Which brings us to the meat of Blodget’s argument:

If Paulson had had control over which securities were selected for the CDO, this would OBVIOUSLY be fraud: Paulson wanted BAD bonds in the CDO, not good ones. The buyers of the CDO, meanwhile, wanted GOOD bonds. That would be a direct conflict of interest that should obviously have been disclosed. But… Paulson did NOT have control over which securities were selected for the CDO.

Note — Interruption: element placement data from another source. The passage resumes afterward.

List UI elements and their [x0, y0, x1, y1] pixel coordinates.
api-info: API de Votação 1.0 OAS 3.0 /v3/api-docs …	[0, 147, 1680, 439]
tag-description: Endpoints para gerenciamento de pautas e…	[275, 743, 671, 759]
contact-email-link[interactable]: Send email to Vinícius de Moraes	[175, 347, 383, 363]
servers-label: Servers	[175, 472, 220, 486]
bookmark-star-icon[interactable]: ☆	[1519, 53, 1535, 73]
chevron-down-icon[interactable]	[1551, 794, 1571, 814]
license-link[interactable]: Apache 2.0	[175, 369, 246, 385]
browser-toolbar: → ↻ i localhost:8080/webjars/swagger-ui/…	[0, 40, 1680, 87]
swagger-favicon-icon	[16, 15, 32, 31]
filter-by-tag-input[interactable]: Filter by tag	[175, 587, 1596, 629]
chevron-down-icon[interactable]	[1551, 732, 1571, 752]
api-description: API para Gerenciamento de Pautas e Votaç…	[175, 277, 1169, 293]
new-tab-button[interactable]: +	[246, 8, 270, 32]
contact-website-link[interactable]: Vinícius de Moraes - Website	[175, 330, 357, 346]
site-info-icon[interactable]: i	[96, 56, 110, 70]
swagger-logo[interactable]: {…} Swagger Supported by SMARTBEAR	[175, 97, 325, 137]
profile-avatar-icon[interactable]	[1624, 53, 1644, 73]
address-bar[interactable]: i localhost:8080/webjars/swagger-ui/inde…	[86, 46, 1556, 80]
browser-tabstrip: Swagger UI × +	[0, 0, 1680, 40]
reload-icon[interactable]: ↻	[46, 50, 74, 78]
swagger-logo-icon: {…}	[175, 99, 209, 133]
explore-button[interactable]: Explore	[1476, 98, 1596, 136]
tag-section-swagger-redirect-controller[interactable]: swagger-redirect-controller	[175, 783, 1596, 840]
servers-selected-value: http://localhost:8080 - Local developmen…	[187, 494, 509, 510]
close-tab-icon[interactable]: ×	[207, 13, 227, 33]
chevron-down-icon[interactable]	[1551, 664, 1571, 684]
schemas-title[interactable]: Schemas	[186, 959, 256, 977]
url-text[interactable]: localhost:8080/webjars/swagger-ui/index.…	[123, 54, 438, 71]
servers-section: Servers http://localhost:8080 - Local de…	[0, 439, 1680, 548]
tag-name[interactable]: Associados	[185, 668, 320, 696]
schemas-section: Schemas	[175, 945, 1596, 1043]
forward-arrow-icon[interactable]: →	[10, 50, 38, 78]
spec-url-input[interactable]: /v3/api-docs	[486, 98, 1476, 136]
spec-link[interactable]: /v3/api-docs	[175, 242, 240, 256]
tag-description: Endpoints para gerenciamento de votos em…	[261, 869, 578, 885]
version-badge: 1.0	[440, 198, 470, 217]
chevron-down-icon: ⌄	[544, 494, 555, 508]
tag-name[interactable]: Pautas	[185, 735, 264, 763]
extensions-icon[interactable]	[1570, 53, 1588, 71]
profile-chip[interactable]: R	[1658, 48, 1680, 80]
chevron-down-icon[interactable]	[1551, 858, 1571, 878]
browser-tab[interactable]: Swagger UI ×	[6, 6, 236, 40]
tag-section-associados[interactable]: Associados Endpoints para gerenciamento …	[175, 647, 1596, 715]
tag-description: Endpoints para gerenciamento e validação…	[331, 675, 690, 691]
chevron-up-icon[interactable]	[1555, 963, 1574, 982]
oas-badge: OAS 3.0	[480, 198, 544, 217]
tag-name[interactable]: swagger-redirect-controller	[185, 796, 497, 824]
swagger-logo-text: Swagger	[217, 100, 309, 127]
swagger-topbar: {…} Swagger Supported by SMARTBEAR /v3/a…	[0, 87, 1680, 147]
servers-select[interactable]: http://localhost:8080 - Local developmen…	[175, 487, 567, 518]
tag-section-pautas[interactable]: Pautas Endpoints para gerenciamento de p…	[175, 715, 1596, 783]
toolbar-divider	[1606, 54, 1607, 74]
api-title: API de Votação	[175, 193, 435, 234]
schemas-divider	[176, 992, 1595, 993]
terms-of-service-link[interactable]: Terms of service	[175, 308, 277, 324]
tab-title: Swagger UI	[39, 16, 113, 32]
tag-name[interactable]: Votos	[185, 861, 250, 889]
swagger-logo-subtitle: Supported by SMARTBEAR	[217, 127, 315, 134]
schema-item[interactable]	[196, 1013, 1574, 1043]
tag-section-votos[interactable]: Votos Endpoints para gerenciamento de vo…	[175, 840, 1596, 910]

This seems to me to be tantamount to an admission of defeat.... Blodget then goes on to explain why he thinks that Paulson did not have such control, but he’s pathetically unconvincing... in the end there were 90 securities in the CDO. Of those 90, it seems that 55 were chosen by Paulson.... Paulson had come up with his longlist of 123 securities precisely because all of them were particularly toxic. That’s a material fact which, if ACA had known it, would surely have sufficed to get them to exit the deal entirely. But it’s actually worse than that: the fact is that Paulson not only proposed 55 of the 90 securities, but also had veto power over the other 35, and signed off on all of them.... Given all that, it makes no sense to say that ACA had full control over which securities were included.... At this point, Blodget starts just making stuff up.... Blodget concludes with a conditional statement: “the SEC may criminalize this lack of disclosure in hindsight,” he writes, “but if it was a standard industry practice at the time, Goldman likely has a solid defense.”... [I]t’s going to be very hard indeed for Goldman to make the case that it was standard industry practice for a speculative short to be given veto power over a CDO manager’s picks, without the CDO manager knowing of the speculator’s position or motives. Henry might be rooting for his Goldman Sachs home team here, but if this is their best defense, it’s looking decidedly rocky.